Re: Two efficiency questions - clustering and ints

Richard Huxton <dev@xxxxxxxxxxxx> · Fri, 06 Oct 2006 09:56:32 +0100

John D. Burger wrote:
I have a good-size DB (some tables approaching 100M rows), with 
essentially static data.

Should I always cluster the tables?  That is, even if no column jumps 
out as being involved in most queries, should I pick a likely one and 
cluster on it?  (Of course, this assumes that doing so won't cause bad 
correlation with any other oft-used column.)

Well you cluster on an index, and if you don't think the index is 
useful, I'd drop it. If you have an index, clustering isn't necessarily 
going to help you unless you regularly read a series of rows in order.

Another question, about integer types - if no cross-type coercion is 
involved, is there any reason not to choose the smallest int type that 
will fit my data?  In particular, I have a column of small-integer 
ratings with, say, values in [1, 10].  If I'm only comparing within such 
ratings, and possibly computing floating point averages, etc., what are 
the good and bad points of using, say, SMALLINT?  What about NUMERIC(1) 
or (2)?

(int2, int2) should pack into 4 bytes on-disk, but due to alignment 
issues I think (int2, int4) still takes up 8 bytes.

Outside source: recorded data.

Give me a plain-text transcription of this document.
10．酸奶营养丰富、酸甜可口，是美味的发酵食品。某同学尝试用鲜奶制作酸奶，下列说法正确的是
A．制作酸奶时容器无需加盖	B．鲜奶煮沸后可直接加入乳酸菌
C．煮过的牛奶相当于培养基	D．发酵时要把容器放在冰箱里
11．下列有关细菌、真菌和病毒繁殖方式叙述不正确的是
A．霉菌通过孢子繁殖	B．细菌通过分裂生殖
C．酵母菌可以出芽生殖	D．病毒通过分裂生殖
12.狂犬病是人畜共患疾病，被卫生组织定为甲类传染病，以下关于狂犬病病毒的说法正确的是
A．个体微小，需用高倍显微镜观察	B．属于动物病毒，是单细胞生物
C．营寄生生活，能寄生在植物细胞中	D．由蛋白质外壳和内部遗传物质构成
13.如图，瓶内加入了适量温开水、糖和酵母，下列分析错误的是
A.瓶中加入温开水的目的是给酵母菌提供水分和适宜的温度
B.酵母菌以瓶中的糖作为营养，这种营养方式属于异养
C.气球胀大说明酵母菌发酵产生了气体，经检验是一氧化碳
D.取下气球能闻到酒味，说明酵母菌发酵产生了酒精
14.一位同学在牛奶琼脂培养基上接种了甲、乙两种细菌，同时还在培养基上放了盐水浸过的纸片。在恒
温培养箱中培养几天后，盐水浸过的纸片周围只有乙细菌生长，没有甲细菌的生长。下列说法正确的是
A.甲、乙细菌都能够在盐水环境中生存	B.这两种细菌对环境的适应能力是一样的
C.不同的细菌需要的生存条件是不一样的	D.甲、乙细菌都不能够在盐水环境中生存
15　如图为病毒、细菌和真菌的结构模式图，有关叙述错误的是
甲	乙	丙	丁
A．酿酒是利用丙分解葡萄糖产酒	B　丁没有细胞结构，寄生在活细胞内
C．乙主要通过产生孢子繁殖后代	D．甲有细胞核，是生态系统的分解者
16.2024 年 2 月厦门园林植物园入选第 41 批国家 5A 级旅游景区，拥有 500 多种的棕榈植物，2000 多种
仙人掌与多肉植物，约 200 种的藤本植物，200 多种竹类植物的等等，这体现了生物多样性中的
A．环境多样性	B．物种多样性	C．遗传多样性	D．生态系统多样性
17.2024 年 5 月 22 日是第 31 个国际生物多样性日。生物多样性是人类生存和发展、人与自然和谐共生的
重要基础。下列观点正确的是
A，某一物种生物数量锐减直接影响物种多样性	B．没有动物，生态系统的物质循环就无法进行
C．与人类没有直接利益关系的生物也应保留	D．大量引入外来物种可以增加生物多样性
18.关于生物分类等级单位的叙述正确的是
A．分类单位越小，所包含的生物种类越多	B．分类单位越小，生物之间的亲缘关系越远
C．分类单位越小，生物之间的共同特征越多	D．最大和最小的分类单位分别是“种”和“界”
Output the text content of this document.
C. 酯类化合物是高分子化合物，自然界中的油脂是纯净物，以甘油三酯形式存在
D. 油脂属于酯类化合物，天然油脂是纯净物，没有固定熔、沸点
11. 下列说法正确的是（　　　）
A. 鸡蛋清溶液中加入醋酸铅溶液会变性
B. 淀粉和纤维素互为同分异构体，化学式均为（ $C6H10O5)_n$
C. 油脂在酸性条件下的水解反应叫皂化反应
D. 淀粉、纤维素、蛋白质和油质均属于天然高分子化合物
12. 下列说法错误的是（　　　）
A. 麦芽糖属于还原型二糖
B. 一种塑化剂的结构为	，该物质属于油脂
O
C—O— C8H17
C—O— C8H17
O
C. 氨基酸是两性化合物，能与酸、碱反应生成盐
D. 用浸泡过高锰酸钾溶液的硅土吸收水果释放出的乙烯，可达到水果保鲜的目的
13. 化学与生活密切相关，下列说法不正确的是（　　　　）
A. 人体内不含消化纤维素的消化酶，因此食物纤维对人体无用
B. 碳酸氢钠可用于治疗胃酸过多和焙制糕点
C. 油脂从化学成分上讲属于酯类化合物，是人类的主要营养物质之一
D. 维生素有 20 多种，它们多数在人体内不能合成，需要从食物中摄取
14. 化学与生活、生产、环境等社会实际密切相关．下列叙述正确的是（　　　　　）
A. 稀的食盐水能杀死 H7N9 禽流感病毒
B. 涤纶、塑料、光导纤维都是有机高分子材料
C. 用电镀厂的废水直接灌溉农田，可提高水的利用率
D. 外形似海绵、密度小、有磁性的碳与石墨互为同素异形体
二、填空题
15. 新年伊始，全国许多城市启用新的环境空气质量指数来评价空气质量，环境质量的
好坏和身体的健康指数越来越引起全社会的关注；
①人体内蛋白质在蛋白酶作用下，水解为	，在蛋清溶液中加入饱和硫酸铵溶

There has been 
discussion about being able to have different physical column ordering 
on-disk vs. in SQL but no decision as to whether the effort will be 
worthwhile.

Numeric types tend to be slower than their int equivalent, and though 
I've not checked their storage requirements, I'd assume they take more 
space too.

HTH
--
  Richard Huxton
  Archonet Ltd